CPA proportionally scales the required replicas for the target service.

**CPA Scaling formula:

desired replicas = base replicas + (nodes or CPUs) * scaling factor

The base replicas are just default number of replicas that will exist even if there are no nodes, then as nodes get scheduled or provisioned, there will be more replicas added as per scaling factor.

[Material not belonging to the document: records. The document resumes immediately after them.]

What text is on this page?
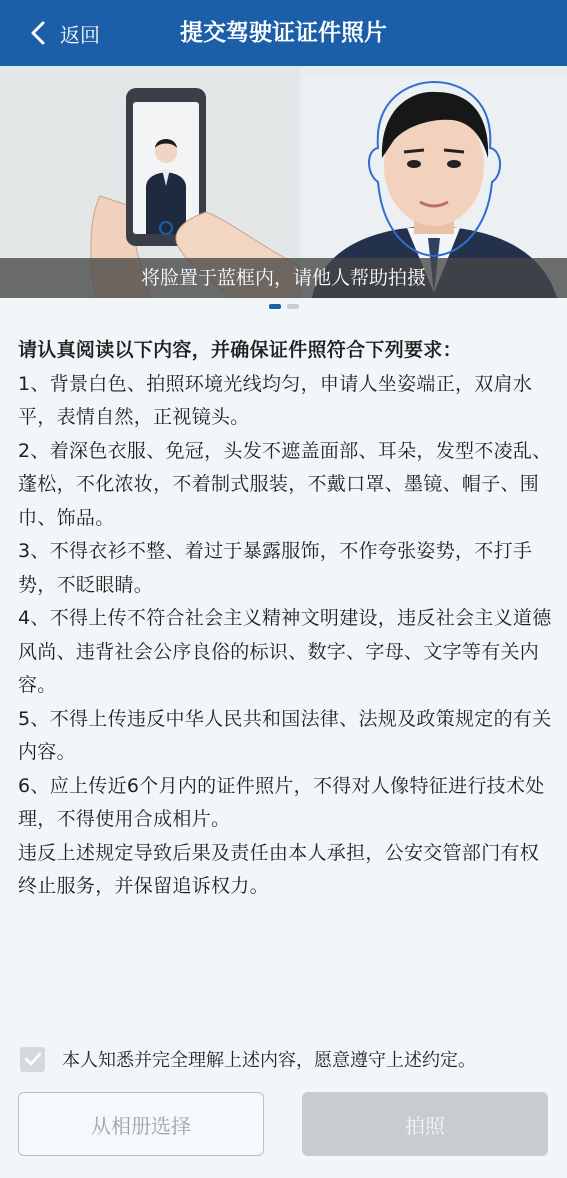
返回	提交驾驶证证件照片
将脸置于蓝框内，请他人帮助拍摄

请认真阅读以下内容，并确保证件照符合下列要求：

1、背景白色、拍照环境光线均匀，申请人坐姿端正，双肩水平，表情自然，正视镜头。

2、着深色衣服、免冠，头发不遮盖面部、耳朵，发型不凌乱、蓬松，不化浓妆，不着制式服装，不戴口罩、墨镜、帽子、围巾、饰品。

3、不得衣衫不整、着过于暴露服饰，不作夸张姿势，不打手势，不眨眼睛。

4、不得上传不符合社会主义精神文明建设，违反社会主义道德风尚、违背社会公序良俗的标识、数字、字母、文字等有关内容。

5、不得上传违反中华人民共和国法律、法规及政策规定的有关内容。

6、应上传近6个月内的证件照片，不得对人像特征进行技术处理，不得使用合成相片。

违反上述规定导致后果及责任由本人承担，公安交管部门有权终止服务，并保留追诉权力。

本人知悉并完全理解上述内容，愿意遵守上述约定。
从相册选择	拍照
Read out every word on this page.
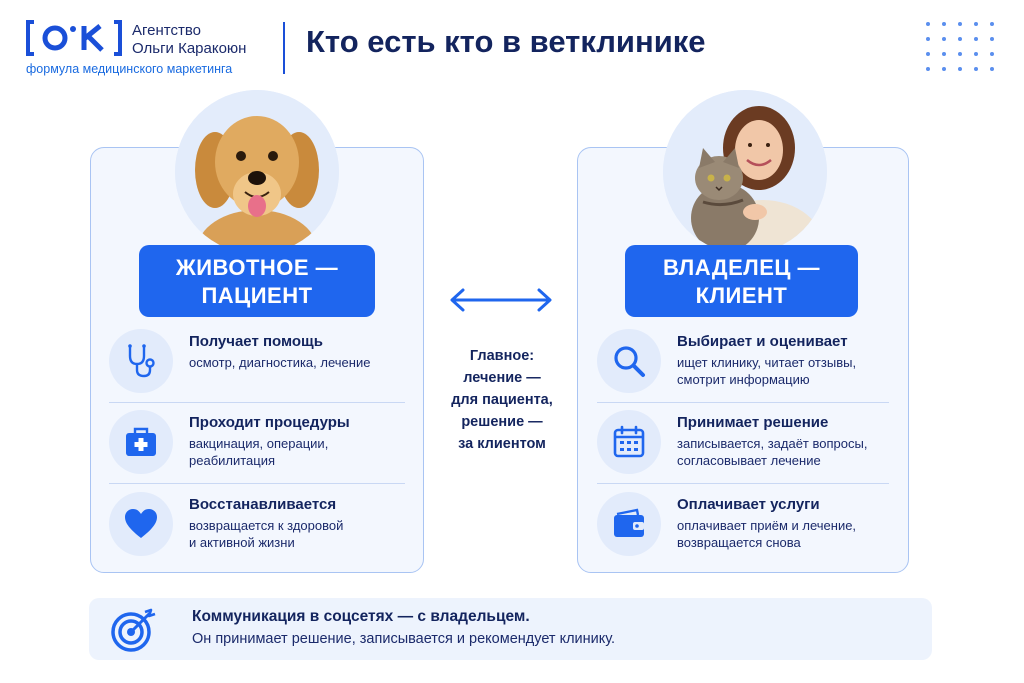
Агентство
Ольги Каракоюн
формула медицинского маркетинга
Кто есть кто в ветклинике
ЖИВОТНОЕ —
ПАЦИЕНТ
Получает помощь
осмотр, диагностика, лечение
Проходит процедуры
вакцинация, операции,
реабилитация
Восстанавливается
возвращается к здоровой
и активной жизни
Главное:
лечение —
для пациента,
решение —
за клиентом
ВЛАДЕЛЕЦ —
КЛИЕНТ
Выбирает и оценивает
ищет клинику, читает отзывы,
смотрит информацию
Принимает решение
записывается, задаёт вопросы,
согласовывает лечение
Оплачивает услуги
оплачивает приём и лечение,
возвращается снова
Коммуникация в соцсетях — с владельцем.
Он принимает решение, записывается и рекомендует клинику.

CPA talks to kube API which is going to manipulate the deployments

Scaling Modes

Ladder:
- Scaling happens in discrete steps or ladders.
- Increases or decreases based on thresholds.
- Controlled by predictive scaling.
Linear:
- Scaling occurs in continuous manner proportional to the cluster.
- Gradual adjustments based on load.
- Dynamic workloads with the fluctuating demand for better resource utilization.
max value is taken

Installation

helm repo add cluster-proportional-autoscaler https://kubernetes-sigs.github.io/cluster-proportional-autoscaler
helm repo update
helm install cluster-proportional-autoscaler cluster-proportional-autoscaler/cluster-proportional-autoscaler --values CHART_CONF_FILE -n NAMESPACE --create-namespace

The namespace normally is kubernetes internal namespace.
This creates a pod cluster-proportional-autoscaler-*, service account cluster-proportional-autoscaler, cluster role cluster-proportional-autoscaler for watching nodes, role cluster-proportional-autoscaler, role binding cluster-proportional-autoscaler

Configuration

Before installing the chart, the configuration is added in the CHART_CONF_FILE file in the config section.
Either ladder could be provided or linear could be provided at a time

config:
  # Add only one of ladder and linear at a time. If needed both one for some deployment another for another deployment, create 2 instances of CPA (Install 2 instances of chart)
  ladder:
    coresToReplicas:
      - [ 1, 1 ]
      - [ 64, 3 ]
      - [ 512, 5 ]
      - [ 1024, 7 ]
      - [ 2048, 10 ]
      - [ 4096, 15 ]
    nodesToReplicas:
      - [ 1, 1 ]
      - [ 2, 2 ]
    includeUnschedulableNodes: true | false
  linear:
    coresPerReplica: 2
    nodesPerReplica: 1
    min: 1
    max: 100
    scaleDownLimit: VALUE # (0, 1] Limits the maximum fraction by which the autoscaler can decrease the number of replicas in one polling interval.
    dampeningPeriodSeconds: VALUE # It defines a cooldown period between autoscaling actions to prevent rapid and frequent scaling up and down (oscillations or flapping). During this period, scaling actions are suppressed, stabilizing the system.
    scaleUpLimit: VALUE # (0, 1] Limits the maximum fraction by which the autoscaler can increase the number of replicas in one polling interval.
    preventSinglePointFailure: true | false # When set to true, CPA ensures that the number of replicas is never just one if the cluster has more than one node.
    includeUnschedulableNodes: true | false